The 16th was commenced in Congress and enacted and the 17th was commenced in Congress under Taft. The 16th was his doing: facing the certainty of an income tax he insisted the Constitution accomodate it. Doing so, he avoided it, which was his purpose. His tariff and a corporation tax fulfilled budgetary demands and negated the need for additional taxes. (One of Taft's greatest accomplishments was governmental "economy" -- he cut expenditures and took the Treasure from red to black.)

As for trustbusting, Taft initiated far more "octupus" busts than TR, and Taft concluded many that TR had started but failed to complete, notably the Standard Oil case. But TR turned on Taft on this very issue. He said that the anti-trust law was inadequate, and following the "rule of reason" that came out of the Std. Oil case, TR and the progressives altogether abandoned the Sherman Act. Taft argued that it had finally fulfilled its goal. The progressives argued that only regulation could manage business, that business would naturally be big and monopolistic so only a public-private partnership could manage it (ouch...national socialism, anyone?). The socialists were all for this program, except they wanted to change ownership from Morgan and Rockefeller to "the people."

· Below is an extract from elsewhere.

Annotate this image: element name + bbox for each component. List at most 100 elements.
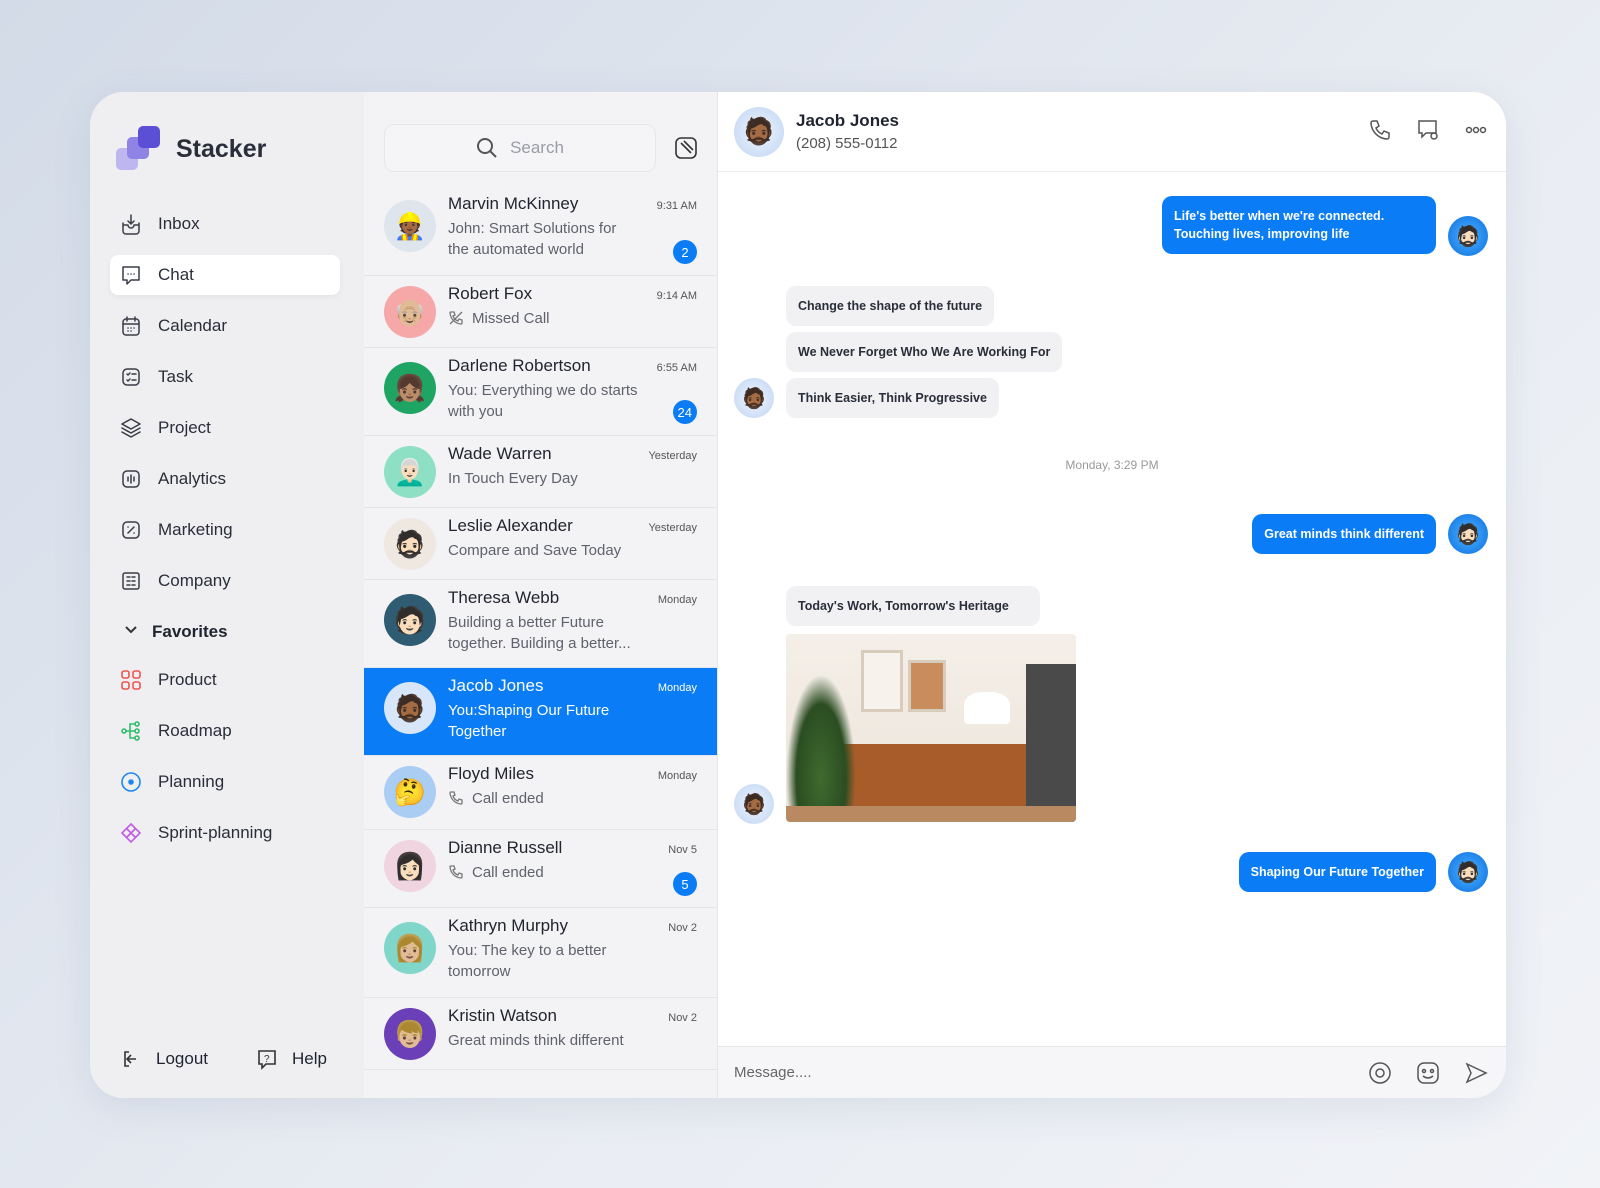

I see you grasp what I'm saying about TR when you note that La Follette was trying the same thing but without as much success as TR. Yes, it was personality not philosophy that took him so far; nevertheless, it was the hysteria he invoked that was behind the compulsion of the personality.

The more I think it over, the more convinced I am that McKinley would have tackled the social and industrial problems of the period without raising expectations and emotions so high as had Theodore Roosevelt. McKinley had a knack for absorbing and channeling emotions into reasonable action, from the reactionaries, to the silverites, to his own Cabinet and military staff. He was far more brilliant, if intellectually inferior, to Roosevelt. Roosevelt was smart as hell, but entirely bullheaded. McKinley was very open minded -- which made him brilliant. (is that not the definition of a liberal?) McKinley reminds me of Reagan, actually. And there's a man who tempered and redirected the emotions of his age.

McKinley trounced Bryan (twice) for the same reason that Taft beat him, people trusted him. Tr, btw, faced only Parker, and, as I noted above, that was fortunate for him for it meant that he got both conservative and "independent" votes, while Parker only took core Democratic votes. On the whole, the people liked TR but did not trust him. A hard core adored him, perhaps measured by his 1912 votes, but that was not enough to carry a national election.

But he had enough press, following, and energy to stoke the national emotions. Look at how far Ralph Nader has gotten, what with his 4 percent and all. Multiply that by Theodore Roosevelt and you can only begin to imagine the hysteria Taft faced in early 1912. We owe Taft some serious thanks.

As for what might have happened had TR not been shot in 1912, the most probable outcome would have been that he was the third-place runner, not Taft. The shooting brought sympathy for Roosevelt, who was lagging at that point. Taft had just won some key pre-November elections. Even the bookies were starting to raise his odds. But with the shooting, both Taft and Wilson backed off any political attacks against Roosevelt, and the emotional sway went his way.

Thanks for the insight on FDR. And your no. 94 is dead on.